Pet Sematary

Ahlia Karam | 26/03/2019

There surely won’t be any argument of whether the movie is better than the book in this Stephen King adaptation; the answer is a simple no - not even close.

Pet Sematary starts with a classic tale of Dr Louis Creed (Jason Clarke), packing up his family to move from the city lights of Boston to the greener pastures of Maine. The simpler life they were searching for is unfortunately not what they find. Crammed in the family sedan Louis, his wife Rachel (Amy Seimetz), their son Gage (Lucas Lavoie), daughter Ellie (Jeté Laurence) and of course, Church the family cat, are all smiles pulling into their new property, which includes hundreds of hectares of forest that will be the children’s playground.
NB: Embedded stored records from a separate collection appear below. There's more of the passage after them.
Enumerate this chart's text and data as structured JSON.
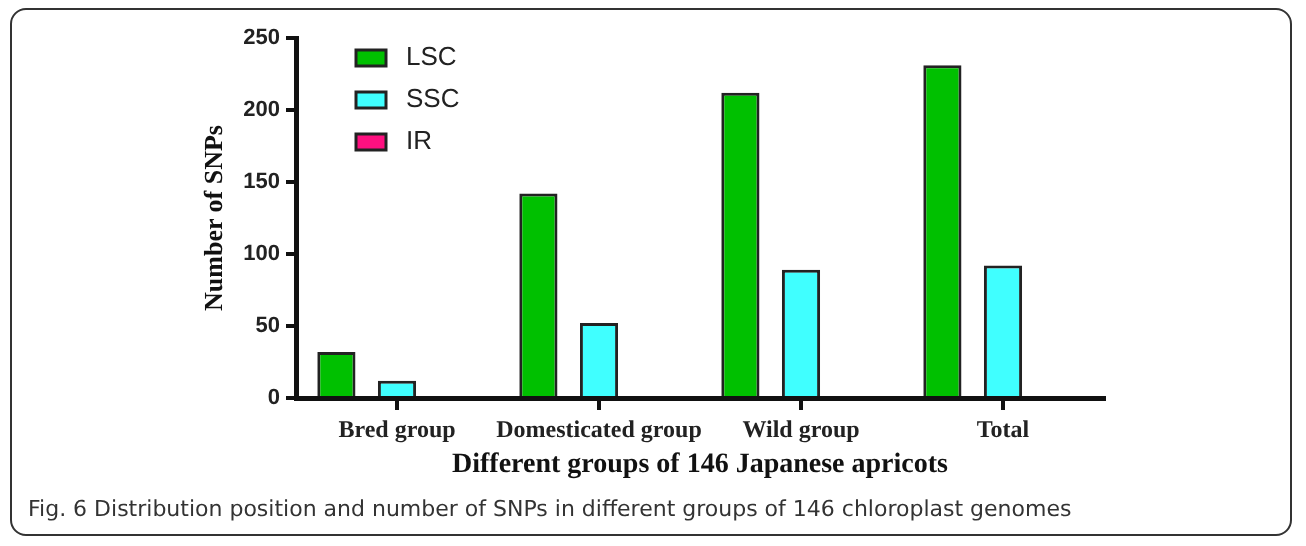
{
  "chart_data": {
    "type": "bar",
    "xlabel": "Different groups of 146 Japanese apricots",
    "ylabel": "Number of SNPs",
    "categories": [
      "Bred group",
      "Domesticated group",
      "Wild group",
      "Total"
    ],
    "series": [
      {
        "name": "LSC",
        "color": "#00c000",
        "values": [
          32,
          142,
          212,
          231
        ]
      },
      {
        "name": "SSC",
        "color": "#40ffff",
        "values": [
          12,
          52,
          89,
          92
        ]
      },
      {
        "name": "IR",
        "color": "#ff1080",
        "values": [
          0,
          0,
          0,
          0
        ]
      }
    ],
    "ylim": [
      0,
      250
    ],
    "yticks": [
      0,
      50,
      100,
      150,
      200,
      250
    ],
    "grid": false,
    "legend": "top left",
    "annotations": [
      "Fig. 6 Distribution position and number of SNPs in different groups of 146 chloroplast genomes"
    ]
  }
}
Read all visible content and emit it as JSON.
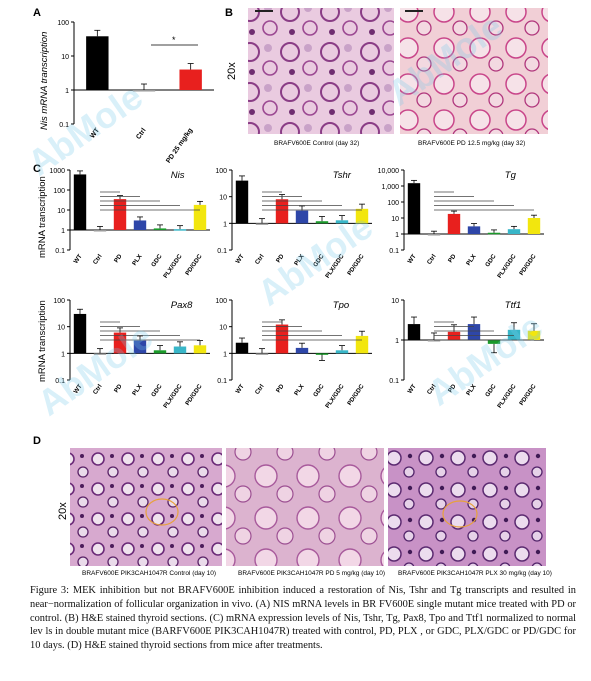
{
  "watermark": "AbMole",
  "panels": {
    "A": {
      "letter": "A",
      "ylabel": "Nis mRNA transcription",
      "yticks": [
        "100",
        "10",
        "1",
        "0.1"
      ],
      "xlabels": [
        "WT",
        "Ctrl",
        "PD 25 mg/kg"
      ],
      "sig": "*"
    },
    "B": {
      "letter": "B",
      "row_label": "20x",
      "images": [
        {
          "caption": "BRAFV600E Control (day 32)"
        },
        {
          "caption": "BRAFV600E PD 12.5 mg/kg (day 32)"
        }
      ]
    },
    "C": {
      "letter": "C",
      "ylabel": "mRNA transcription"
    },
    "D": {
      "letter": "D",
      "row_label": "20x",
      "images": [
        {
          "caption": "BRAFV600E PIK3CAH1047R Control (day 10)"
        },
        {
          "caption": "BRAFV600E PIK3CAH1047R PD 5 mg/kg (day 10)"
        },
        {
          "caption": "BRAFV600E PIK3CAH1047R PLX 30 mg/kg (day 10)"
        }
      ]
    }
  },
  "chart_data": [
    {
      "type": "bar",
      "panel": "A",
      "title": "",
      "scale": "log",
      "categories": [
        "WT",
        "Ctrl",
        "PD 25 mg/kg"
      ],
      "values": [
        38,
        1,
        4
      ],
      "ylim": [
        0.1,
        100
      ],
      "colors": [
        "#000000",
        "#9a9a9a",
        "#e8201e"
      ]
    },
    {
      "type": "bar",
      "panel": "C",
      "title": "Nis",
      "scale": "log",
      "categories": [
        "WT",
        "Ctrl",
        "PD",
        "PLX",
        "GDC",
        "PLX/GDC",
        "PD/GDC"
      ],
      "values": [
        600,
        1,
        35,
        3,
        1.2,
        1.1,
        18
      ],
      "ylim": [
        0.1,
        1000
      ],
      "yticks": [
        "1000",
        "100",
        "10",
        "1",
        "0.1"
      ]
    },
    {
      "type": "bar",
      "panel": "C",
      "title": "Tshr",
      "scale": "log",
      "categories": [
        "WT",
        "Ctrl",
        "PD",
        "PLX",
        "GDC",
        "PLX/GDC",
        "PD/GDC"
      ],
      "values": [
        40,
        1,
        8,
        3,
        1.2,
        1.3,
        3.5
      ],
      "ylim": [
        0.1,
        100
      ],
      "yticks": [
        "100",
        "10",
        "1",
        "0.1"
      ]
    },
    {
      "type": "bar",
      "panel": "C",
      "title": "Tg",
      "scale": "log",
      "categories": [
        "WT",
        "Ctrl",
        "PD",
        "PLX",
        "GDC",
        "PLX/GDC",
        "PD/GDC"
      ],
      "values": [
        1500,
        1,
        18,
        3,
        1.2,
        2,
        10
      ],
      "ylim": [
        0.1,
        10000
      ],
      "yticks": [
        "10,000",
        "1,000",
        "100",
        "10",
        "1",
        "0.1"
      ]
    },
    {
      "type": "bar",
      "panel": "C",
      "title": "Pax8",
      "scale": "log",
      "categories": [
        "WT",
        "Ctrl",
        "PD",
        "PLX",
        "GDC",
        "PLX/GDC",
        "PD/GDC"
      ],
      "values": [
        30,
        1,
        6,
        3,
        1.3,
        1.8,
        2
      ],
      "ylim": [
        0.1,
        100
      ],
      "yticks": [
        "100",
        "10",
        "1",
        "0.1"
      ]
    },
    {
      "type": "bar",
      "panel": "C",
      "title": "Tpo",
      "scale": "log",
      "categories": [
        "WT",
        "Ctrl",
        "PD",
        "PLX",
        "GDC",
        "PLX/GDC",
        "PD/GDC"
      ],
      "values": [
        2.5,
        1,
        12,
        1.6,
        0.9,
        1.3,
        4.5
      ],
      "ylim": [
        0.1,
        100
      ],
      "yticks": [
        "100",
        "10",
        "1",
        "0.1"
      ]
    },
    {
      "type": "bar",
      "panel": "C",
      "title": "Ttf1",
      "scale": "log",
      "categories": [
        "WT",
        "Ctrl",
        "PD",
        "PLX",
        "GDC",
        "PLX/GDC",
        "PD/GDC"
      ],
      "values": [
        2.5,
        1,
        1.6,
        2.5,
        0.8,
        1.8,
        1.7
      ],
      "ylim": [
        0.1,
        10
      ],
      "yticks": [
        "10",
        "1",
        "0.1"
      ]
    }
  ],
  "bar_colors": [
    "#000000",
    "#9a9a9a",
    "#e8201e",
    "#2e46a8",
    "#1a9a2a",
    "#38b6c8",
    "#f2e60e"
  ],
  "caption": "Figure 3: MEK inhibition but not BRAFV600E inhibition induced a restoration of Nis, Tshr and Tg transcripts and resulted in near−normalization of follicular organization in vivo.  (A) NIS mRNA levels in BR FV600E single mutant mice treated with PD or control. (B) H&E stained thyroid sections. (C) mRNA expression levels of Nis, Tshr, Tg, Pax8, Tpo and Ttf1 normalized to normal lev ls in double mutant mice (BARFV600E PIK3CAH1047R) treated with control, PD, PLX , or GDC, PLX/GDC or PD/GDC for 10 days. (D) H&E stained thyroid sections from mice after treatments."
}
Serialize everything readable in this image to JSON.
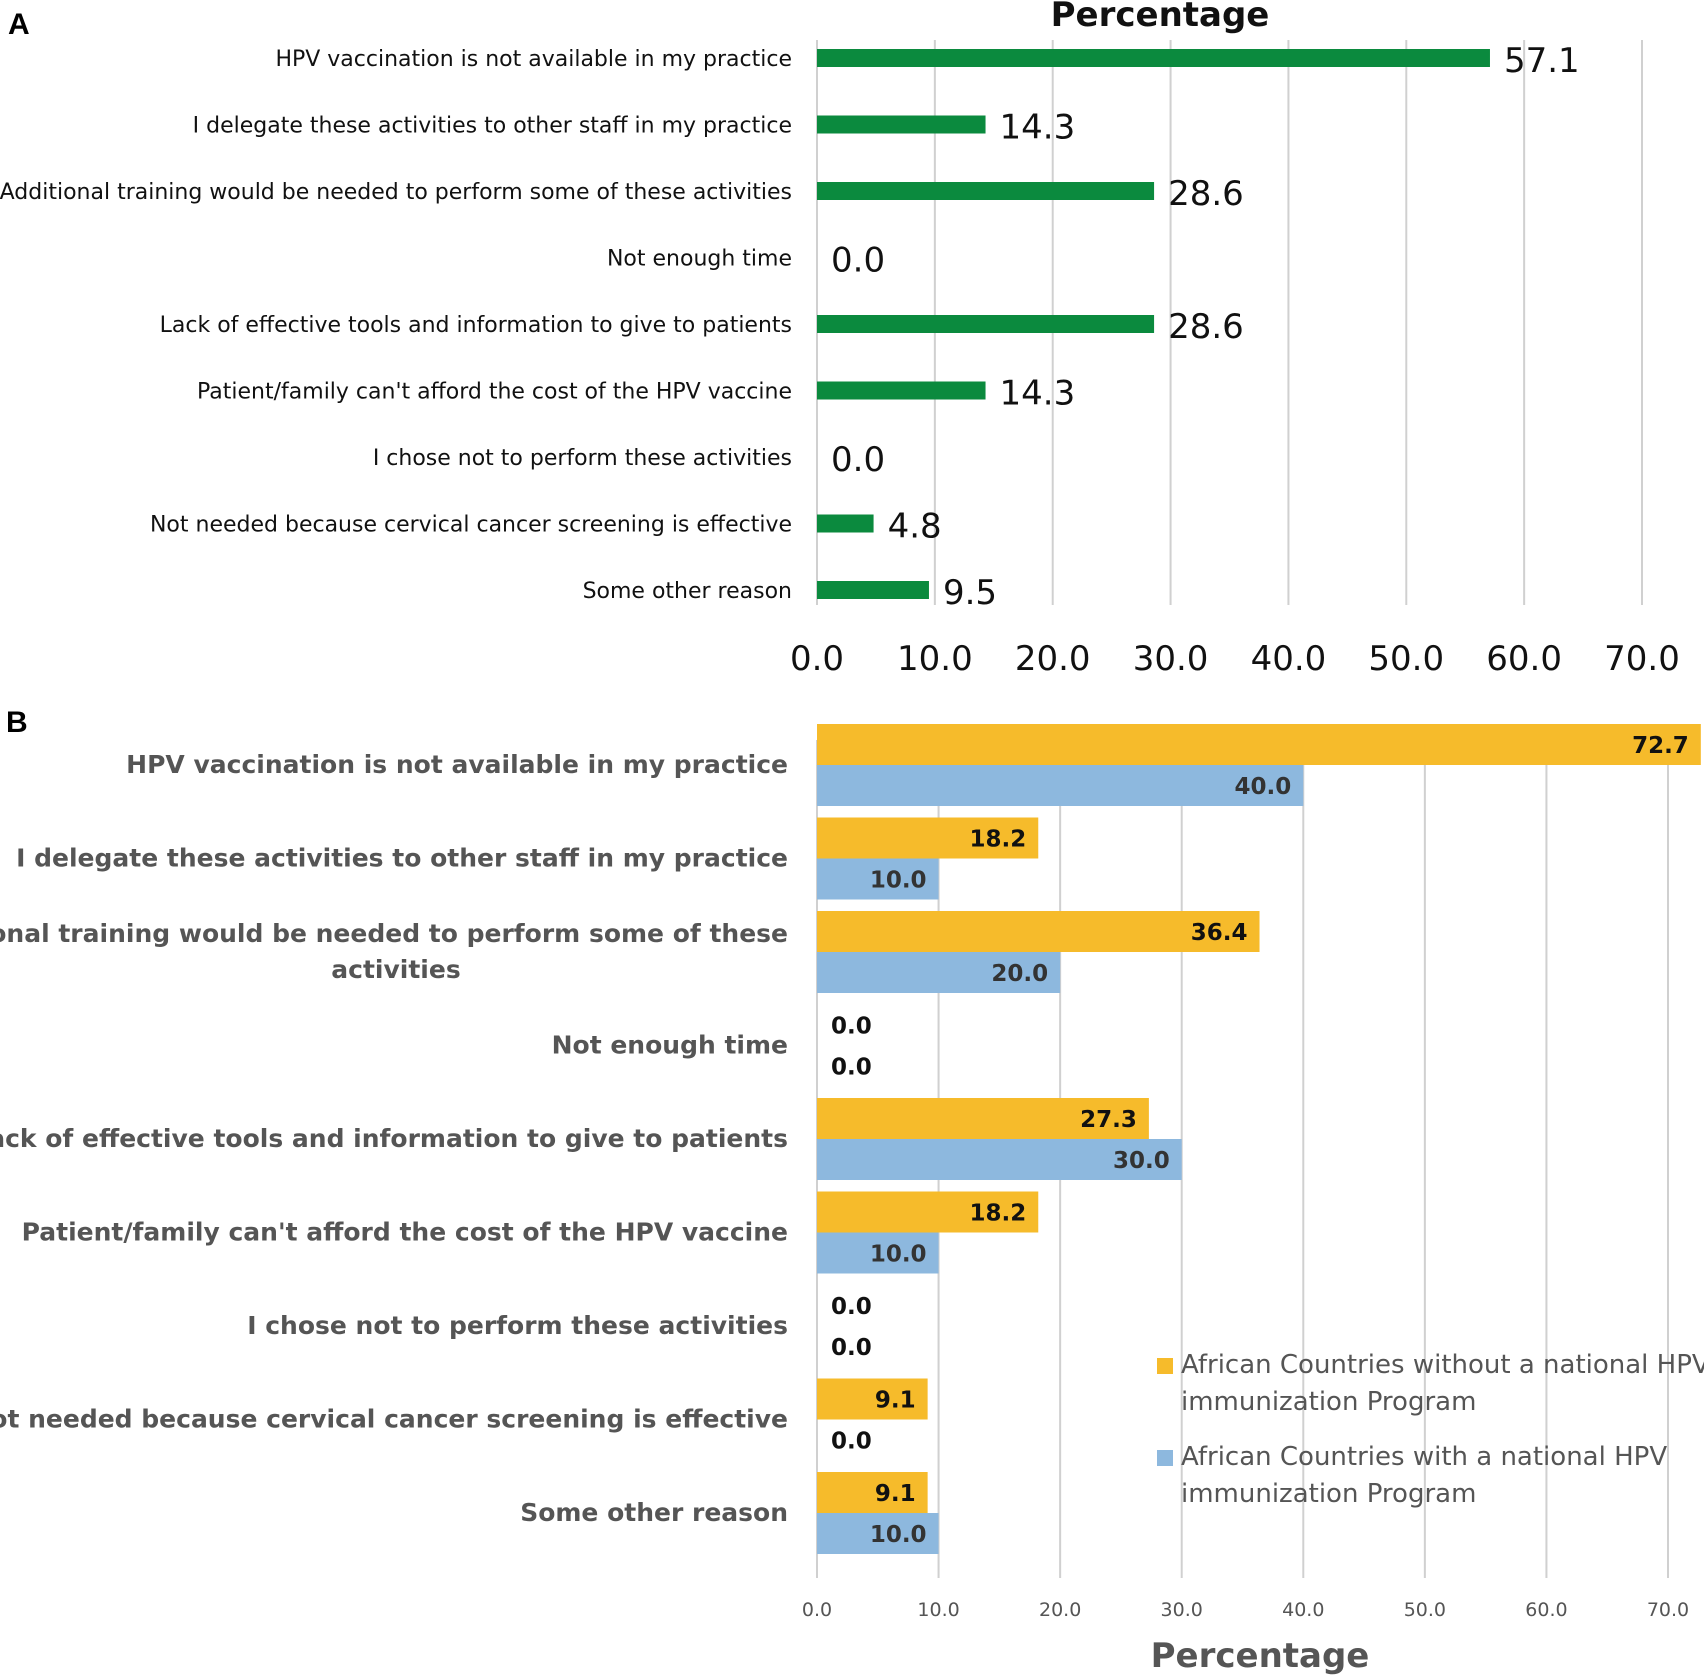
{
  "chart_data": [
    {
      "panel": "A",
      "type": "bar",
      "orientation": "horizontal",
      "title": "Percentage",
      "categories": [
        "HPV vaccination is not available in my practice",
        "I delegate these activities to other staff in my practice",
        "Additional training would be needed to perform some of these activities",
        "Not enough time",
        "Lack of effective tools and information to give to patients",
        "Patient/family can't afford the cost of the HPV vaccine",
        "I chose not to perform these activities",
        "Not needed because cervical cancer screening is effective",
        "Some other reason"
      ],
      "values": [
        57.1,
        14.3,
        28.6,
        0.0,
        28.6,
        14.3,
        0.0,
        4.8,
        9.5
      ],
      "value_labels": [
        "57.1",
        "14.3",
        "28.6",
        "0.0",
        "28.6",
        "14.3",
        "0.0",
        "4.8",
        "9.5"
      ],
      "xlim": [
        0,
        70
      ],
      "ticks": [
        0,
        10,
        20,
        30,
        40,
        50,
        60,
        70
      ],
      "tick_labels": [
        "0.0",
        "10.0",
        "20.0",
        "30.0",
        "40.0",
        "50.0",
        "60.0",
        "70.0"
      ],
      "grid": true,
      "color": "#0b8a3e"
    },
    {
      "panel": "B",
      "type": "bar",
      "orientation": "horizontal",
      "xlabel": "Percentage",
      "categories": [
        [
          "HPV vaccination is not available in my practice"
        ],
        [
          "I delegate these activities to other staff in my practice"
        ],
        [
          "Additional training would be needed to perform some of these",
          "activities"
        ],
        [
          "Not enough time"
        ],
        [
          "Lack of effective tools and information to give to patients"
        ],
        [
          "Patient/family can't afford the cost of the HPV vaccine"
        ],
        [
          "I chose not to perform these activities"
        ],
        [
          "Not needed because cervical cancer screening is effective"
        ],
        [
          "Some other reason"
        ]
      ],
      "series": [
        {
          "name": "African Countries without a national HPV immunization Program",
          "legend_lines": [
            "African Countries without a national HPV",
            "immunization Program"
          ],
          "values": [
            72.7,
            18.2,
            36.4,
            0.0,
            27.3,
            18.2,
            0.0,
            9.1,
            9.1
          ],
          "value_labels": [
            "72.7",
            "18.2",
            "36.4",
            "0.0",
            "27.3",
            "18.2",
            "0.0",
            "9.1",
            "9.1"
          ],
          "color": "#f6bb2b"
        },
        {
          "name": "African Countries with a national HPV immunization Program",
          "legend_lines": [
            "African Countries with a national HPV",
            "immunization Program"
          ],
          "values": [
            40.0,
            10.0,
            20.0,
            0.0,
            30.0,
            10.0,
            0.0,
            0.0,
            10.0
          ],
          "value_labels": [
            "40.0",
            "10.0",
            "20.0",
            "0.0",
            "30.0",
            "10.0",
            "0.0",
            "0.0",
            "10.0"
          ],
          "color": "#8db8de"
        }
      ],
      "xlim": [
        0,
        70
      ],
      "ticks": [
        0,
        10,
        20,
        30,
        40,
        50,
        60,
        70
      ],
      "tick_labels": [
        "0.0",
        "10.0",
        "20.0",
        "30.0",
        "40.0",
        "50.0",
        "60.0",
        "70.0"
      ],
      "grid": true,
      "legend_position": "bottom-right"
    }
  ],
  "panel_labels": {
    "a": "A",
    "b": "B"
  },
  "colors": {
    "grid": "#d0d0d0"
  }
}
Little do they know that this forest holds a powerful secret, one that should be kept that way. Our first encounter with this darkness is Ellie’s discovery of a pet cemetary, as the film is aptly named.

 

Loveable Ellie quickly meets and plucks up a grandfather-esque relationship with neighbour Jud Crandall, played by John Lithgow. This is the relationship that would lead the family into the depths of that forest and ultimately to their demise.

 

As would be expected by any Stephen King adaption the movie is rampant with foreshadowing, to the point of simply giving away what is to come. Despite this, the playful direction of Kevin Klosh and Dennis Widmyer manages a few jumps out of the cinema seat.

 

Klosh and Widmyer further investigate fear in a clever portrayal of how fear can quickly derail life’s most intimate moments. The film dances around humans’ inherent Thanatophobia and questions of whether there is anything to follow.

 

Despite this preoccupation with fear, the film was oddly humorous, with the cinema erupting in laughter on a number of occasions. It’s not clear if this was intentional or a fortuitous addition to character by Jason Clarke, but the humorous take is an easy distraction from the ‘edge of your seat’ atmosphere that the film tries to immerse the viewer in. What brings us back to that classic horror feeling, to some extent, is the score.

 

Christopher Young plays on the eerie sounds of the forest and everything that could possibly go bump in the night. While it could seem cliché, the creaks and clunks of an old wooden house is sometimes all the audience needs to remind them of the macabre tale they are following.

Conclusion

Hold on to your popcorn extra tight, but don’t expect this movie to be keeping you up at night.